Oh, crap! Make that half a second. Odewale tossed Morris Johnson aside with serious brutality—and Morris weighs almost three hundred pounds—then ducked and let the guard fall right over him. Unencumbered now, he raced right at me, unbelievably fast for a guy his size. Watching him bear down on me was like watching a charging elephant coming my way. I tucked the ball and dodged. His helmet glanced off my thigh pad as he dove for me. For a split second he had hold of my foot, but I evaded him. I dodged another defender and ran right, taking a circuitous route toward the sideline around the battling linemen.

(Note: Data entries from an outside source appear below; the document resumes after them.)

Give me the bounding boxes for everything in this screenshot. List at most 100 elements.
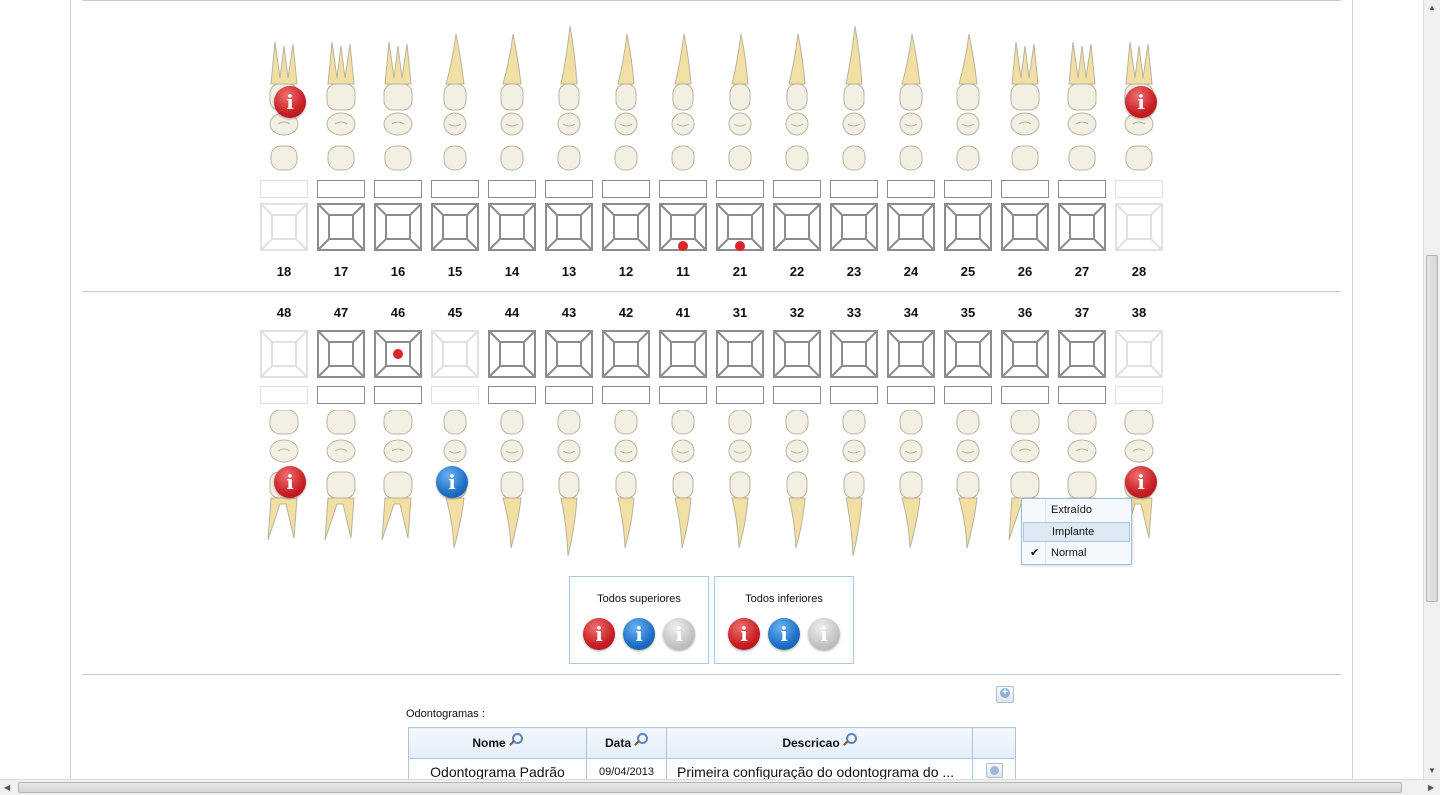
tooth-12-status-box[interactable] bbox=[602, 180, 650, 198]
tooth-24-surface-map[interactable] bbox=[887, 203, 935, 251]
tooth-22-surface-map[interactable] bbox=[773, 203, 821, 251]
tooth-32-surface-map[interactable] bbox=[773, 330, 821, 378]
tooth-26-surface-map[interactable] bbox=[1001, 203, 1049, 251]
tooth-35-surface-map[interactable] bbox=[944, 330, 992, 378]
scroll-down-icon[interactable]: ▼ bbox=[1428, 766, 1436, 775]
tooth-15-surface-map[interactable] bbox=[431, 203, 479, 251]
tooth-35-status-box[interactable] bbox=[944, 386, 992, 404]
menu-item-implante[interactable]: Implante bbox=[1023, 522, 1130, 542]
tooth-18-status-box[interactable] bbox=[260, 180, 308, 198]
search-icon[interactable] bbox=[637, 733, 648, 744]
column-header-nome[interactable]: Nome bbox=[408, 727, 587, 759]
tooth-37-surface-map[interactable] bbox=[1058, 330, 1106, 378]
tooth-48-surface-map[interactable] bbox=[260, 330, 308, 378]
tooth-31-surface-map[interactable] bbox=[716, 330, 764, 378]
tooth-47-surface-map[interactable] bbox=[317, 330, 365, 378]
tooth-17-illustration bbox=[326, 41, 356, 171]
tooth-15-status-box[interactable] bbox=[431, 180, 479, 198]
remove-row-button[interactable] bbox=[985, 762, 1003, 778]
tooth-31-status-box[interactable] bbox=[716, 386, 764, 404]
tooth-41-status-box[interactable] bbox=[659, 386, 707, 404]
tooth-15-number: 15 bbox=[447, 264, 463, 279]
tooth-46-status-box[interactable] bbox=[374, 386, 422, 404]
horizontal-scroll-thumb[interactable] bbox=[18, 782, 1402, 793]
tooth-18-red-info-icon[interactable]: i bbox=[274, 86, 306, 118]
upper-all-blue-info-icon[interactable]: i bbox=[623, 618, 655, 650]
tooth-41-number: 41 bbox=[675, 305, 691, 320]
tooth-23-surface-map[interactable] bbox=[830, 203, 878, 251]
search-icon[interactable] bbox=[511, 733, 523, 744]
tooth-38-surface-map[interactable] bbox=[1115, 330, 1163, 378]
tooth-34-surface-map[interactable] bbox=[887, 330, 935, 378]
tooth-45-surface-map[interactable] bbox=[431, 330, 479, 378]
menu-item-extraido[interactable]: Extraído bbox=[1023, 500, 1130, 520]
lower-all-red-info-icon[interactable]: i bbox=[728, 618, 760, 650]
scroll-up-icon[interactable]: ▲ bbox=[1428, 3, 1436, 12]
tooth-14-status-box[interactable] bbox=[488, 180, 536, 198]
tooth-12-surface-map[interactable] bbox=[602, 203, 650, 251]
tooth-13-status-box[interactable] bbox=[545, 180, 593, 198]
tooth-16-status-box[interactable] bbox=[374, 180, 422, 198]
tooth-47-status-box[interactable] bbox=[317, 386, 365, 404]
vertical-scrollbar[interactable]: ▲ ▼ bbox=[1423, 0, 1440, 779]
tooth-43-status-box[interactable] bbox=[545, 386, 593, 404]
tooth-41-surface-map[interactable] bbox=[659, 330, 707, 378]
column-header-descricao[interactable]: Descricao bbox=[666, 727, 973, 759]
tooth-28-surface-map[interactable] bbox=[1115, 203, 1163, 251]
tooth-33-surface-map[interactable] bbox=[830, 330, 878, 378]
tooth-45-blue-info-icon[interactable]: i bbox=[436, 466, 468, 498]
tooth-44-status-box[interactable] bbox=[488, 386, 536, 404]
horizontal-scrollbar[interactable]: ◀ ▶ bbox=[0, 779, 1440, 795]
tooth-37-status-box[interactable] bbox=[1058, 386, 1106, 404]
tooth-38-red-info-icon[interactable]: i bbox=[1125, 466, 1157, 498]
tooth-45-status-box[interactable] bbox=[431, 386, 479, 404]
tooth-42-surface-map[interactable] bbox=[602, 330, 650, 378]
tooth-25-surface-map[interactable] bbox=[944, 203, 992, 251]
tooth-42-status-box[interactable] bbox=[602, 386, 650, 404]
tooth-36-surface-map[interactable] bbox=[1001, 330, 1049, 378]
tooth-43-surface-map[interactable] bbox=[545, 330, 593, 378]
tooth-13-surface-map[interactable] bbox=[545, 203, 593, 251]
tooth-36-status-box[interactable] bbox=[1001, 386, 1049, 404]
tooth-48-red-info-icon[interactable]: i bbox=[274, 466, 306, 498]
column-header-data[interactable]: Data bbox=[586, 727, 667, 759]
menu-item-normal[interactable]: ✔ Normal bbox=[1023, 543, 1130, 563]
tooth-44-surface-map[interactable] bbox=[488, 330, 536, 378]
tooth-25-status-box[interactable] bbox=[944, 180, 992, 198]
tooth-24-status-box[interactable] bbox=[887, 180, 935, 198]
scroll-right-icon[interactable]: ▶ bbox=[1428, 783, 1434, 792]
tooth-14-surface-map[interactable] bbox=[488, 203, 536, 251]
lower-all-gray-info-icon[interactable]: i bbox=[808, 618, 840, 650]
search-icon[interactable] bbox=[845, 733, 857, 744]
tooth-38-status-box[interactable] bbox=[1115, 386, 1163, 404]
tooth-45-number: 45 bbox=[447, 305, 463, 320]
vertical-scroll-thumb[interactable] bbox=[1426, 255, 1438, 602]
tooth-27-status-box[interactable] bbox=[1058, 180, 1106, 198]
tooth-18-surface-map[interactable] bbox=[260, 203, 308, 251]
tooth-26-illustration bbox=[1010, 41, 1040, 171]
tooth-34-number: 34 bbox=[903, 305, 919, 320]
tooth-21-status-box[interactable] bbox=[716, 180, 764, 198]
upper-all-gray-info-icon[interactable]: i bbox=[663, 618, 695, 650]
tooth-23-number: 23 bbox=[846, 264, 862, 279]
tooth-28-status-box[interactable] bbox=[1115, 180, 1163, 198]
scroll-left-icon[interactable]: ◀ bbox=[4, 783, 10, 792]
tooth-28-red-info-icon[interactable]: i bbox=[1125, 86, 1157, 118]
tooth-11-lesion-marker bbox=[678, 241, 688, 251]
tooth-23-status-box[interactable] bbox=[830, 180, 878, 198]
tooth-33-status-box[interactable] bbox=[830, 386, 878, 404]
tooth-17-status-box[interactable] bbox=[317, 180, 365, 198]
tooth-42-illustration bbox=[614, 410, 638, 549]
tooth-16-surface-map[interactable] bbox=[374, 203, 422, 251]
lower-all-blue-info-icon[interactable]: i bbox=[768, 618, 800, 650]
tooth-27-surface-map[interactable] bbox=[1058, 203, 1106, 251]
upper-all-red-info-icon[interactable]: i bbox=[583, 618, 615, 650]
tooth-22-status-box[interactable] bbox=[773, 180, 821, 198]
tooth-17-surface-map[interactable] bbox=[317, 203, 365, 251]
tooth-11-status-box[interactable] bbox=[659, 180, 707, 198]
tooth-34-status-box[interactable] bbox=[887, 386, 935, 404]
tooth-32-status-box[interactable] bbox=[773, 386, 821, 404]
tooth-26-status-box[interactable] bbox=[1001, 180, 1049, 198]
tooth-48-status-box[interactable] bbox=[260, 386, 308, 404]
add-odontograma-button[interactable] bbox=[996, 686, 1014, 703]
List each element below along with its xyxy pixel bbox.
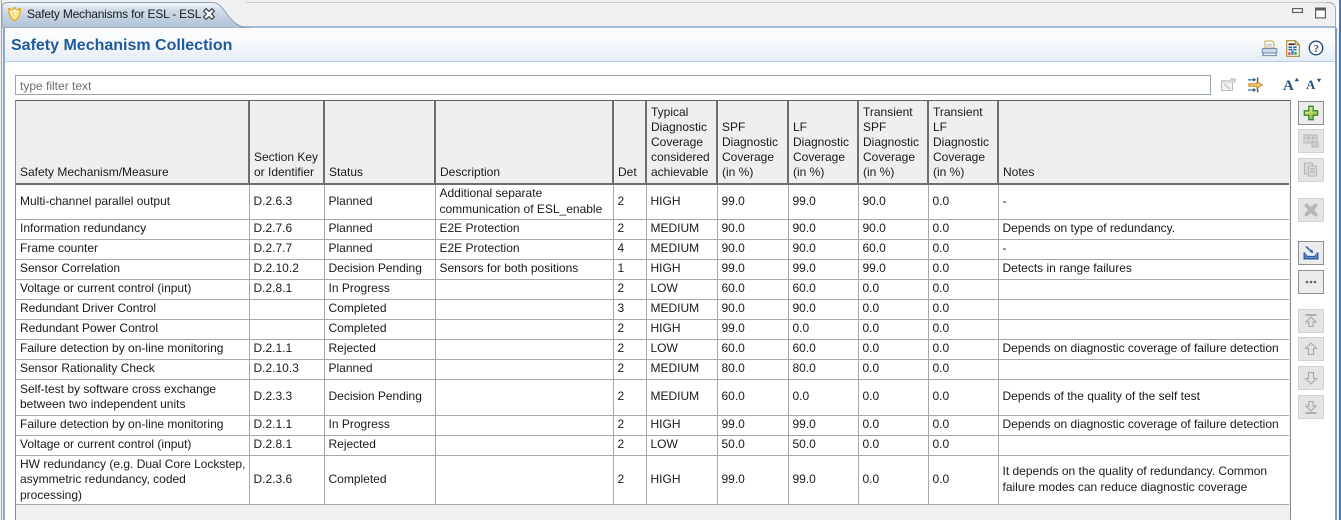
svg-text:A: A (1283, 78, 1294, 91)
svg-text:A: A (1306, 78, 1316, 91)
svg-text:?: ? (1314, 44, 1319, 55)
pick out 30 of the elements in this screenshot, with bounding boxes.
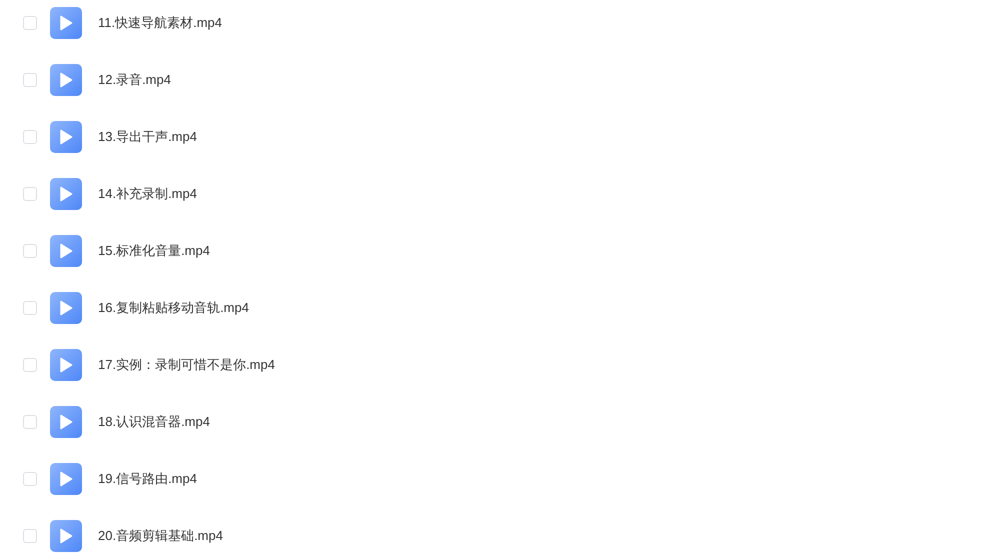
file-name[interactable]: 20.音频剪辑基础.mp4 xyxy=(98,526,223,546)
video-play-icon xyxy=(50,178,82,210)
file-name[interactable]: 17.实例：录制可惜不是你.mp4 xyxy=(98,354,275,374)
file-name[interactable]: 16.复制粘贴移动音轨.mp4 xyxy=(98,298,249,318)
video-play-icon xyxy=(50,520,82,552)
checkbox[interactable] xyxy=(23,244,37,258)
file-name[interactable]: 18.认识混音器.mp4 xyxy=(98,412,210,432)
checkbox[interactable] xyxy=(23,186,37,200)
video-play-icon xyxy=(50,6,82,38)
checkbox[interactable] xyxy=(23,72,37,86)
video-play-icon xyxy=(50,292,82,324)
checkbox[interactable] xyxy=(23,130,37,144)
checkbox[interactable] xyxy=(23,300,37,314)
file-name[interactable]: 13.导出干声.mp4 xyxy=(98,126,197,146)
video-play-icon xyxy=(50,348,82,380)
file-name[interactable]: 14.补充录制.mp4 xyxy=(98,184,197,204)
video-play-icon xyxy=(50,462,82,494)
file-name[interactable]: 12.录音.mp4 xyxy=(98,70,171,90)
checkbox[interactable] xyxy=(23,528,37,542)
video-play-icon xyxy=(50,406,82,438)
checkbox[interactable] xyxy=(23,358,37,372)
checkbox[interactable] xyxy=(23,472,37,486)
file-name[interactable]: 15.标准化音量.mp4 xyxy=(98,240,210,260)
checkbox[interactable] xyxy=(23,414,37,428)
file-name[interactable]: 19.信号路由.mp4 xyxy=(98,468,197,488)
checkbox[interactable] xyxy=(23,16,37,30)
file-name[interactable]: 11.快速导航素材.mp4 xyxy=(98,12,222,32)
video-play-icon xyxy=(50,234,82,266)
video-play-icon xyxy=(50,120,82,152)
video-play-icon xyxy=(50,64,82,96)
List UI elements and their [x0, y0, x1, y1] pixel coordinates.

Still no one was open downfield, and I was almost over the line of scrimmage.
There was nothing left to do now but run.
As I raced down the field, I pointed out a defender to one of my linemen, begging for the block. Rob Moore slammed into the guy, and I dodged their falling bodies. As I ran, I could feel the defenders breathing down my neck, and I turned it on. Screw these guys. Screw Ian. Screw Dominic and his stupid friends. Screw the bank and the poker website and my own stupid guilt. I ran as fast as I could and each passing yard mitigated my pent-up frustrations a bit more. I could hear the crowd screaming and the amplified voice of the announcer marking my progress.
“Riley to the fifteen. To the ten! He’s got one man to beat! Riley to the five and . . . TOUCHDOWN!”
I spiked the ball in the end zone, hard, expelling even more of my wild emotions. My team rushed me and we slammed chests and hugged. The feeling was comparable to nothing. I had scored a rushing touchdown on the first play from scrimmage. I could still do some things right.
I turned toward the crowd and leapt up and down, my fists in the air, egging them on. For the first time all week, I felt sheer joy and I wanted to hold on to it, immerse myself in it, wrap it all around me and never let it go. These Westmont kids had no idea what they were in for. Tonight I was going to be a one-man wrecking machine.